Cuba marks 135 years since the abolition of slavery

photo: Artwork by Roberto Diago from Granma website

On 18 October 2021 Cuba marked 135 years since the abolition of slavery on the island.

The commemoration took place at the Museum of the Slavery Route, inaugurated in June 2009 in the Castillo de San Severino, located on the outskirts of Matanzas.

At the event, representatives of cultural institutions such as UNEAC, the union of artists and writers, and other civil society institutions pledged to continue to work together to reduce the equity gaps related to differences in skin colour and to promote citizen participation as a decisive factor in the implementation of the National Program against Racism and Racial Discrimination.

But above all it became clear that the achievement of such aims, encouraged at this time with greater emphasis by the socialist state on a community scale, is through the transformation of individual and collective subjectivities, through education and culture.

The poet and ethnologist Miguel Barnet recalled how after Unesco launched the program ‘La Ruta del Esclavo’, now more precisely renamed ‘La Ruta de la Esclavitud’ (‘The Slavery Route’), he advocated convening in Matanzas at the end of 1995 the meeting for the initiative and years later for dedicating an institution to the memory of enslaved Africans.

President of the Fernando Ortiz Foundation, Barnet called for a more in-depth reading of Cuban history and society, to fully address the legacy of Africans and their descendants, where the economic and material component must not be ignored, and to interpret the keys to miscegenation culture that has “led us to be what we really are”.
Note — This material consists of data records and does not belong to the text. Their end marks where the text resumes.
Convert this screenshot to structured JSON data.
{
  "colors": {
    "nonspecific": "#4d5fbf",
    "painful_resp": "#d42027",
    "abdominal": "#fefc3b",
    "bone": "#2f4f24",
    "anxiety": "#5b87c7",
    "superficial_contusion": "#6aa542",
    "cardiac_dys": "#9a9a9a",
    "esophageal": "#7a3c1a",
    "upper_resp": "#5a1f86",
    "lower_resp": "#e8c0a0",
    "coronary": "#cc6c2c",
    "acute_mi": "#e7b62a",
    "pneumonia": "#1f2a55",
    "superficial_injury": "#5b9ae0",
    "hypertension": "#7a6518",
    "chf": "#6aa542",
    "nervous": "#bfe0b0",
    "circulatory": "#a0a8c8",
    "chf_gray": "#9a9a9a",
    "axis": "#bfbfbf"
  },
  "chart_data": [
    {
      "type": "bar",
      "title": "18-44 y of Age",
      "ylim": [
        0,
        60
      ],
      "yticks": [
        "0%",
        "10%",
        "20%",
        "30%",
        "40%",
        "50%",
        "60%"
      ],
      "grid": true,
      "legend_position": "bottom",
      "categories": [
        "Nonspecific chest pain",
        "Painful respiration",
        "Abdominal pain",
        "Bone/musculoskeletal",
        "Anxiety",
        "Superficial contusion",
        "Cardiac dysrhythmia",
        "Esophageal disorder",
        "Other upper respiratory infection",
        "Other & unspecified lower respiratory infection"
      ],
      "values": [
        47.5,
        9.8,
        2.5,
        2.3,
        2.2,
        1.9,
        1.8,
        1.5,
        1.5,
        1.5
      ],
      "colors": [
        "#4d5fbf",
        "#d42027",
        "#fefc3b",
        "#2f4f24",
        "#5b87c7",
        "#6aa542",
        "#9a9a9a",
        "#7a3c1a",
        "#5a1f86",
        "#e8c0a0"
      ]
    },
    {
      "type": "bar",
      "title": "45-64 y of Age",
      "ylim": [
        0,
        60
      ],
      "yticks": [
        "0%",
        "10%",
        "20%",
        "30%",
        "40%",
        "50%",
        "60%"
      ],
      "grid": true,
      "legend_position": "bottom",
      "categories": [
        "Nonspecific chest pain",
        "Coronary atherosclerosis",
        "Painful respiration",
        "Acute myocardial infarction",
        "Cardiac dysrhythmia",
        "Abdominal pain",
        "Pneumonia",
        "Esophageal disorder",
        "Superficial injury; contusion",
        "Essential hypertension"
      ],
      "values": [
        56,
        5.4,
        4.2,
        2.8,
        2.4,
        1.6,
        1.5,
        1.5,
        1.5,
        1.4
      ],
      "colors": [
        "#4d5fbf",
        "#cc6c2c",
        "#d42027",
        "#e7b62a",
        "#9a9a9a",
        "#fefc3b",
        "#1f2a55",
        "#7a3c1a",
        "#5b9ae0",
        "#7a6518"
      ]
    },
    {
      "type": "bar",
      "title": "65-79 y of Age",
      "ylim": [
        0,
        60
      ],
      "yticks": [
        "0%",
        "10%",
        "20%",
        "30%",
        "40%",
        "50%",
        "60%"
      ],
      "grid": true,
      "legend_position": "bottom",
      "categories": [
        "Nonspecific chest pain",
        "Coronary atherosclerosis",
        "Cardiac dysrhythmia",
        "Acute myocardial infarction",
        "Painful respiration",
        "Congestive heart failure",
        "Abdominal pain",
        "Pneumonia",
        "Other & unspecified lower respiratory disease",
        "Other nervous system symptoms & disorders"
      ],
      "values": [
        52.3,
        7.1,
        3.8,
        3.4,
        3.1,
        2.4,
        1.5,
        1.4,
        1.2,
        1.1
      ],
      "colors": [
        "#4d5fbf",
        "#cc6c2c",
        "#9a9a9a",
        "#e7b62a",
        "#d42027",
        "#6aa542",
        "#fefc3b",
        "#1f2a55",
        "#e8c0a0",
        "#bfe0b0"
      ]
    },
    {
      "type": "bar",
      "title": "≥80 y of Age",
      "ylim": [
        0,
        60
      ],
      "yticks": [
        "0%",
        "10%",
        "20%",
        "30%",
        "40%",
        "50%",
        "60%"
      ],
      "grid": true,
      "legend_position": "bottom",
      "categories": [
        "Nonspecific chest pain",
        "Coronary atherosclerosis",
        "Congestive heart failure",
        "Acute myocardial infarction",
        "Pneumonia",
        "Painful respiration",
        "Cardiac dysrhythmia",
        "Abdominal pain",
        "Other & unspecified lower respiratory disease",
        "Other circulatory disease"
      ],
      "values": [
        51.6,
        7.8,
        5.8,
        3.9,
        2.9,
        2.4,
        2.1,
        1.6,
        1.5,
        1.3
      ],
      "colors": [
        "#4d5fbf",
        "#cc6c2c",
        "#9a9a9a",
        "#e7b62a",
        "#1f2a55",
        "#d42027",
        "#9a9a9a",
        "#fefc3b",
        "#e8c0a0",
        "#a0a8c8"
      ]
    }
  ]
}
In charge of coordinating the program’s Cuban Committee, Alberto Granado, director of the Casa de África Museum, in Old Havana, insisted on teaching young generations about the horrors of slavery and the contributions of women and men enslaved, through training better prepared teachers, the linking into the educational process in schools and the use of familiar languages ​​ through the use of digital technologies.
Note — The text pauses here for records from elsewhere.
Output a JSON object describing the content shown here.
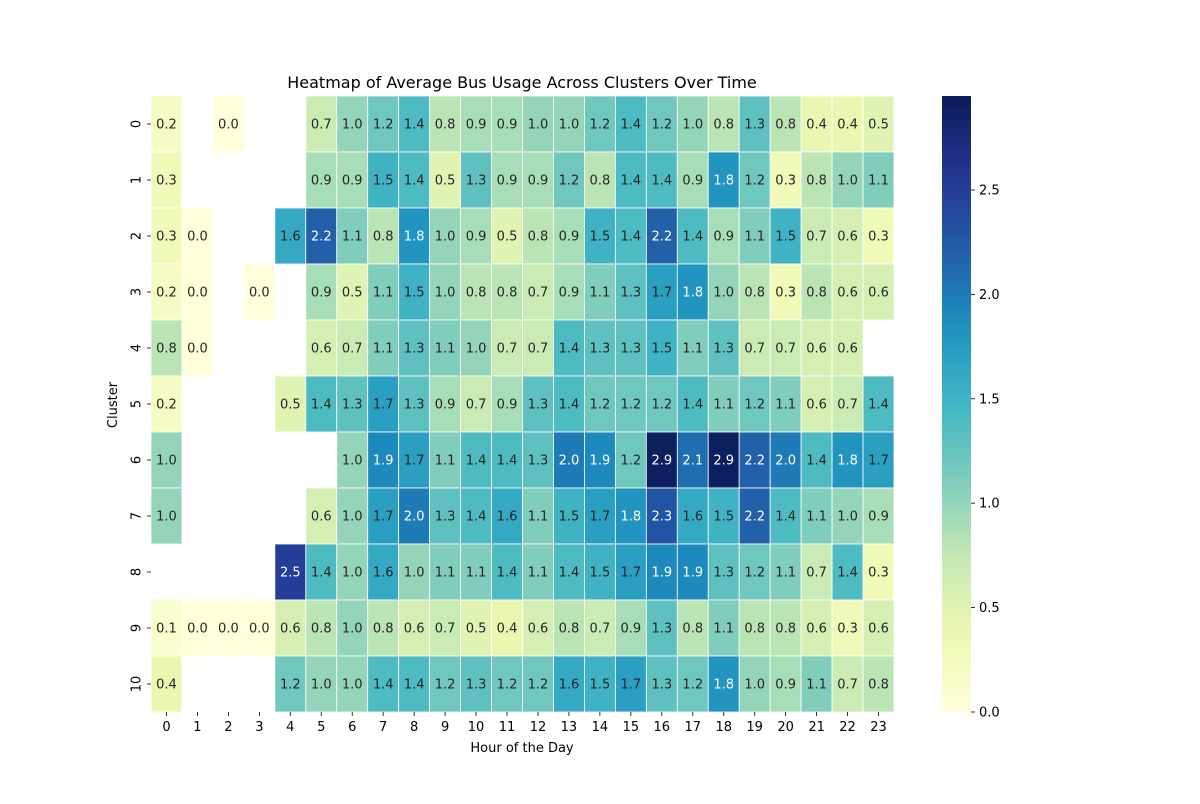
{
  "chart_data": {
    "type": "heatmap",
    "title": "Heatmap of Average Bus Usage Across Clusters Over Time",
    "xlabel": "Hour of the Day",
    "ylabel": "Cluster",
    "x_categories": [
      "0",
      "1",
      "2",
      "3",
      "4",
      "5",
      "6",
      "7",
      "8",
      "9",
      "10",
      "11",
      "12",
      "13",
      "14",
      "15",
      "16",
      "17",
      "18",
      "19",
      "20",
      "21",
      "22",
      "23"
    ],
    "y_categories": [
      "0",
      "1",
      "2",
      "3",
      "4",
      "5",
      "6",
      "7",
      "8",
      "9",
      "10"
    ],
    "values": [
      [
        0.2,
        null,
        0.0,
        null,
        null,
        0.7,
        1.0,
        1.2,
        1.4,
        0.8,
        0.9,
        0.9,
        1.0,
        1.0,
        1.2,
        1.4,
        1.2,
        1.0,
        0.8,
        1.3,
        0.8,
        0.4,
        0.4,
        0.5
      ],
      [
        0.3,
        null,
        null,
        null,
        null,
        0.9,
        0.9,
        1.5,
        1.4,
        0.5,
        1.3,
        0.9,
        0.9,
        1.2,
        0.8,
        1.4,
        1.4,
        0.9,
        1.8,
        1.2,
        0.3,
        0.8,
        1.0,
        1.1
      ],
      [
        0.3,
        0.0,
        null,
        null,
        1.6,
        2.2,
        1.1,
        0.8,
        1.8,
        1.0,
        0.9,
        0.5,
        0.8,
        0.9,
        1.5,
        1.4,
        2.2,
        1.4,
        0.9,
        1.1,
        1.5,
        0.7,
        0.6,
        0.3
      ],
      [
        0.2,
        0.0,
        null,
        0.0,
        null,
        0.9,
        0.5,
        1.1,
        1.5,
        1.0,
        0.8,
        0.8,
        0.7,
        0.9,
        1.1,
        1.3,
        1.7,
        1.8,
        1.0,
        0.8,
        0.3,
        0.8,
        0.6,
        0.6
      ],
      [
        0.8,
        0.0,
        null,
        null,
        null,
        0.6,
        0.7,
        1.1,
        1.3,
        1.1,
        1.0,
        0.7,
        0.7,
        1.4,
        1.3,
        1.3,
        1.5,
        1.1,
        1.3,
        0.7,
        0.7,
        0.6,
        0.6,
        null
      ],
      [
        0.2,
        null,
        null,
        null,
        0.5,
        1.4,
        1.3,
        1.7,
        1.3,
        0.9,
        0.7,
        0.9,
        1.3,
        1.4,
        1.2,
        1.2,
        1.2,
        1.4,
        1.1,
        1.2,
        1.1,
        0.6,
        0.7,
        1.4
      ],
      [
        1.0,
        null,
        null,
        null,
        null,
        null,
        1.0,
        1.9,
        1.7,
        1.1,
        1.4,
        1.4,
        1.3,
        2.0,
        1.9,
        1.2,
        2.9,
        2.1,
        2.9,
        2.2,
        2.0,
        1.4,
        1.8,
        1.7
      ],
      [
        1.0,
        null,
        null,
        null,
        null,
        0.6,
        1.0,
        1.7,
        2.0,
        1.3,
        1.4,
        1.6,
        1.1,
        1.5,
        1.7,
        1.8,
        2.3,
        1.6,
        1.5,
        2.2,
        1.4,
        1.1,
        1.0,
        0.9
      ],
      [
        null,
        null,
        null,
        null,
        2.5,
        1.4,
        1.0,
        1.6,
        1.0,
        1.1,
        1.1,
        1.4,
        1.1,
        1.4,
        1.5,
        1.7,
        1.9,
        1.9,
        1.3,
        1.2,
        1.1,
        0.7,
        1.4,
        0.3
      ],
      [
        0.1,
        0.0,
        0.0,
        0.0,
        0.6,
        0.8,
        1.0,
        0.8,
        0.6,
        0.7,
        0.5,
        0.4,
        0.6,
        0.8,
        0.7,
        0.9,
        1.3,
        0.8,
        1.1,
        0.8,
        0.8,
        0.6,
        0.3,
        0.6
      ],
      [
        0.4,
        null,
        null,
        null,
        1.2,
        1.0,
        1.0,
        1.4,
        1.4,
        1.2,
        1.3,
        1.2,
        1.2,
        1.6,
        1.5,
        1.7,
        1.3,
        1.2,
        1.8,
        1.0,
        0.9,
        1.1,
        0.7,
        0.8
      ]
    ],
    "colormap": "YlGnBu",
    "vmin": 0.0,
    "vmax": 2.95,
    "colorbar_ticks": [
      "0.0",
      "0.5",
      "1.0",
      "1.5",
      "2.0",
      "2.5"
    ],
    "colorbar_tick_values": [
      0.0,
      0.5,
      1.0,
      1.5,
      2.0,
      2.5
    ],
    "annotate": true,
    "value_format": "0.0"
  }
}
The director of the museum, Isabel Hernández, historian and tireless promoter, showed the first stage of what will be the ‘interpretation room’ of slavery in Cuba, equipped with interactive devices, and where the model of a slave ship is installed at the centre.
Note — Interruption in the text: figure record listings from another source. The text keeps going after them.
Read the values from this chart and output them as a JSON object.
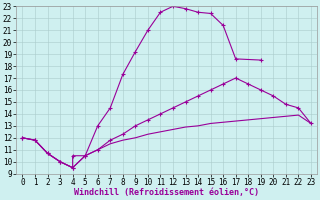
{
  "xlabel": "Windchill (Refroidissement éolien,°C)",
  "bg_color": "#cff0f0",
  "line_color": "#990099",
  "grid_color": "#aacccc",
  "xlim": [
    -0.5,
    23.5
  ],
  "ylim": [
    9,
    23
  ],
  "xticks": [
    0,
    1,
    2,
    3,
    4,
    5,
    6,
    7,
    8,
    9,
    10,
    11,
    12,
    13,
    14,
    15,
    16,
    17,
    18,
    19,
    20,
    21,
    22,
    23
  ],
  "yticks": [
    9,
    10,
    11,
    12,
    13,
    14,
    15,
    16,
    17,
    18,
    19,
    20,
    21,
    22,
    23
  ],
  "curve1_x": [
    0,
    1,
    2,
    3,
    4,
    4,
    5,
    6,
    7,
    8,
    9,
    10,
    11,
    12,
    13,
    14,
    15,
    16,
    17,
    19
  ],
  "curve1_y": [
    12,
    11.8,
    10.7,
    10.0,
    9.5,
    10.5,
    10.5,
    13.0,
    14.5,
    17.3,
    19.2,
    21.0,
    22.5,
    23.0,
    22.8,
    22.5,
    22.4,
    21.4,
    18.6,
    18.5
  ],
  "curve2_x": [
    0,
    1,
    2,
    3,
    4,
    5,
    6,
    7,
    8,
    9,
    10,
    11,
    12,
    13,
    14,
    15,
    16,
    17,
    18,
    19,
    20,
    21,
    22,
    23
  ],
  "curve2_y": [
    12,
    11.8,
    10.7,
    10.0,
    9.5,
    10.5,
    11.0,
    11.5,
    11.8,
    12.0,
    12.3,
    12.5,
    12.7,
    12.9,
    13.0,
    13.2,
    13.3,
    13.4,
    13.5,
    13.6,
    13.7,
    13.8,
    13.9,
    13.2
  ],
  "curve3_x": [
    0,
    1,
    2,
    3,
    4,
    5,
    6,
    7,
    8,
    9,
    10,
    11,
    12,
    13,
    14,
    15,
    16,
    17,
    18,
    19,
    20,
    21,
    22,
    23
  ],
  "curve3_y": [
    12,
    11.8,
    10.7,
    10.0,
    9.5,
    10.5,
    11.0,
    11.8,
    12.3,
    13.0,
    13.5,
    14.0,
    14.5,
    15.0,
    15.5,
    16.0,
    16.5,
    17.0,
    16.5,
    16.0,
    15.5,
    14.8,
    14.5,
    13.2
  ],
  "xlabel_fontsize": 6,
  "tick_fontsize": 5.5
}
One of the most diligent scholars of the slavery process, Dr. María del Carmen Barcia, sent a message to the event. The Matanzas Provincial Archive provided the museum with copies of the original notifications from the colonial authorities on the abolition of slavery.

In October 1886, Cuba was the penultimate Latin American territory to abolish slavery. Brazil abolished slavery 2 years later in 1888. The hundreds of thousands of Africans and descendants subjected to bloody exploitation had been considered six years earlier included in the so-called Patronage Law, which apparently eradicated slavery although in truth it masked it.

The declaration of Abolition was not the result of an altruistic and humanitarian gesture of the colonial metropolis and the island landowners, nor the necessary adjustment to the evolution of the mode of production. The resistance of the enslaved, expressed in uprisings, beatings and maroonage (grouping of refugees from slavery), the enormous symbolic value of the act of Carlos Manuel de Céspedes on October 10, 1868 [ringing his plantation bell and freeing his own slaves] and of the letter and spirit of the Constitution of Guáimaro, and the joining of freed slaves and blacks and mulattoes to the struggles for independence weighed decisively in the abolitionist act.

Read the original report by Granma in Spanish

About the Museum of the Slavery Route in Matanzas

The Museum of the Slavery Route located in the Castillo de San Severino, has four rooms: the Commander’s house, Archeological display, Slavery display and Orishas room. Objects, pieces, pictures and belongings that illustrate the period are exhibited. Also, the Museum offers a great variety of activities, such as workshops and lectures, throughout the year. 

Cuba is one of the countries that underwent through the longest slavery period in the world, from 1511 until 1886. Of the two and a half million enslaved people imported into the Spanish colonies from Africa, almost 40% were taken to Cuba.  Castillo San Severino was specifically built to serve as a defence against the attacks of privateers and pirates in the southern area of the Island. Its construction started on October 13, 1693 and ended in 1735.

Later on, it served as Seat of the Main Commander of the City Defense System and was part of a system integrated to the San José de la Vigía Fort, battery of Cajigal and Morillo. The castle was destroyed in 1762 to prevent it from being occupied by the English army that had recently occupied the city of Havana. When the invaders left the Island, the castle was rebuilt and thousands of Africans and their descendants participated in the task, and they were all forced to work as slave labour in inhuman conditions. 

In the castle -one of the oldest of the city of Matanzas- the marks made by slaves on stones, in order to keep count of and justify the day´s task for their masters, can still be seen.  In 1978, Castillo de Severino was declared National Monument of the Republic of Cuba after more than three hundred years since its construction.